Ian Percy, in his book The Profitable Power of Purpose, suggests the ‘Tell Me Again’ test as a simple way for distinguishing business case and brand purpose. His idea is to imagine yourself as a retired business owner who is asked by their adult children or their grandchildren to explain what you did at work all day. Which of these stories would they most want to hear:

  • ‘Tell me again how you achieved a year on year double digit return on capital.’
  • ‘Tell me again how you helped cure a disease that was killing a million children a year.’

For a pharmaceutical company, both of these descriptions may relate to the same scenario, but the emphasis of the message in each is very different.

Pitfalls to avoid

The dangers of a lofty and unrealistic purpose statement are easy to see. A company that sets itself an impossibly idealistic ethical standard will attract ridicule and anger if it is found to fall short of those goals. Similarly, expressions of brand purpose that feel forced or inauthentic are likely to be given short shrift by consumers and investors too.

‘What a brand says is less important than what it actually does,’ writes marketing guru Mark Ritson. ‘Is the positioning driving every aspect of the company’s activities? Purpose, like any other attempt at positioning, should align absolutely with how a brand operates.

‘Time and again we encounter the lofty, admirable sheen of brand purpose only to discover it flakes off with even the slightest scratch to reveal a darker, more commercial sub-surface beneath.’ The annals of marketing are littered with stories of brands whose ethical failings have been found to be crassly at odds with their stated purpose, or whose sudden attempts to appear purposeful come across only as cynical virtue-signalling.

As marketing leadership expert Thomas Barta puts it: ‘Doing good isn’t a marketing thing. It’s not about your CSR report, or the one-off sponsoring of whatever is hot in the world of purpose.

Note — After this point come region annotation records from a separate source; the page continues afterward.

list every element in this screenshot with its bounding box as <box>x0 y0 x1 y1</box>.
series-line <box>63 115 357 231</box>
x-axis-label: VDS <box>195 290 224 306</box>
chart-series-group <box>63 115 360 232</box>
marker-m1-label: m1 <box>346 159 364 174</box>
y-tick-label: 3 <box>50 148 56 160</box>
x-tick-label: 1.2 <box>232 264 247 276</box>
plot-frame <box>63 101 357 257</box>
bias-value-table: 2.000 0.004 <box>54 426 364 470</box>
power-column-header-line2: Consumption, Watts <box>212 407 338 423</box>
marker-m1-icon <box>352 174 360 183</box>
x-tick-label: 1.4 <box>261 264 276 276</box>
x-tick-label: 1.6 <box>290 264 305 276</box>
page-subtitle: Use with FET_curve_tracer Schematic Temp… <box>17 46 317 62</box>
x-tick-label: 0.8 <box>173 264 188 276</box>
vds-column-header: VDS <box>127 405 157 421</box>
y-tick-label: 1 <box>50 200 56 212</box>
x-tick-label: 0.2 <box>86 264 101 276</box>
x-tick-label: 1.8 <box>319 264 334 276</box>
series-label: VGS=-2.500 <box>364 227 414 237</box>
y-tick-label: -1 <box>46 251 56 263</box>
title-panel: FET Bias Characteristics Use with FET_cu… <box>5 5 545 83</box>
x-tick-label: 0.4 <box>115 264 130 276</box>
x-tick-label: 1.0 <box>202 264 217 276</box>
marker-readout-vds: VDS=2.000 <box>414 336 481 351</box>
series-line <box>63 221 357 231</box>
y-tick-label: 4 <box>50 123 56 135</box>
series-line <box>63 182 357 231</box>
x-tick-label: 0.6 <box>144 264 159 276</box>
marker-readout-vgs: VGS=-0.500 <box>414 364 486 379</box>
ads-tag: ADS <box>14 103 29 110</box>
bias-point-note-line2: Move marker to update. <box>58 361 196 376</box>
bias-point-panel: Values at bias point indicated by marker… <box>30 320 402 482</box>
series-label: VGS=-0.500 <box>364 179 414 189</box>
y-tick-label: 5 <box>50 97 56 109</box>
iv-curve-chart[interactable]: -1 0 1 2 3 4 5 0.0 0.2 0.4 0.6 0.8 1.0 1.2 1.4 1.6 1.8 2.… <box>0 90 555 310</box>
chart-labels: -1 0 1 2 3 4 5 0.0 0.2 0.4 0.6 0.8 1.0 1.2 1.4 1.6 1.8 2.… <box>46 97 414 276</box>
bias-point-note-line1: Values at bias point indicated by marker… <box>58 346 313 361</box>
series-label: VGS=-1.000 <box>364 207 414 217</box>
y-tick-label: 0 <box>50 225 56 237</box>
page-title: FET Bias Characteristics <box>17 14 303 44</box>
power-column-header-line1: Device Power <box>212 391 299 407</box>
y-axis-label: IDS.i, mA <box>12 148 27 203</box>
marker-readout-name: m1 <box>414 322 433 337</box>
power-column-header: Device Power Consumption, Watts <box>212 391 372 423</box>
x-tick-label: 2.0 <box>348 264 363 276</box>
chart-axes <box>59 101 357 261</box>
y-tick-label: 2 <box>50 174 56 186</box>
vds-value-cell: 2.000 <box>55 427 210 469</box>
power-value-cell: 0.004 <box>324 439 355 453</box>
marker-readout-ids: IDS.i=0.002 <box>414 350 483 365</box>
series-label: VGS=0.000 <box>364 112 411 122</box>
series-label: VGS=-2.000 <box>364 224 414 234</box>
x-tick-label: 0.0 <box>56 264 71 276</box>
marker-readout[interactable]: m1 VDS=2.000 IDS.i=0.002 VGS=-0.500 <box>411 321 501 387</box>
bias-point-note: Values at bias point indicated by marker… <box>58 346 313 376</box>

It’s about the entire business model and how your firm serves society.’ 

"Part of the purpose of any business is to survive and turn a profit, of course, and there is no shame in a more traditional focus on maximising returns and delighting customers."

Some experts argue that profit and purpose are inextricably linked. Others, however, point out that purpose is much more credible and effective when it is native to a business, hard-baked into its DNA from the outset, rather than retro-fitted to a traditional commercial model.

As Andy Weller of Patagonia has said, ‘You can’t reverse into a mission and values through marketing.’ And as marketing expert Mark Ritson has said, ‘It’s crucial we draw a thick red line between businesses like Patagonia that were founded from purpose and those that originated with a pure profit agenda and then applied brand purpose to secure more of it’.

But the earlier stages of a tech business are the very best time to reflect on these questions, while you still have the relative freedom to define who you want to be and what you want to stand for.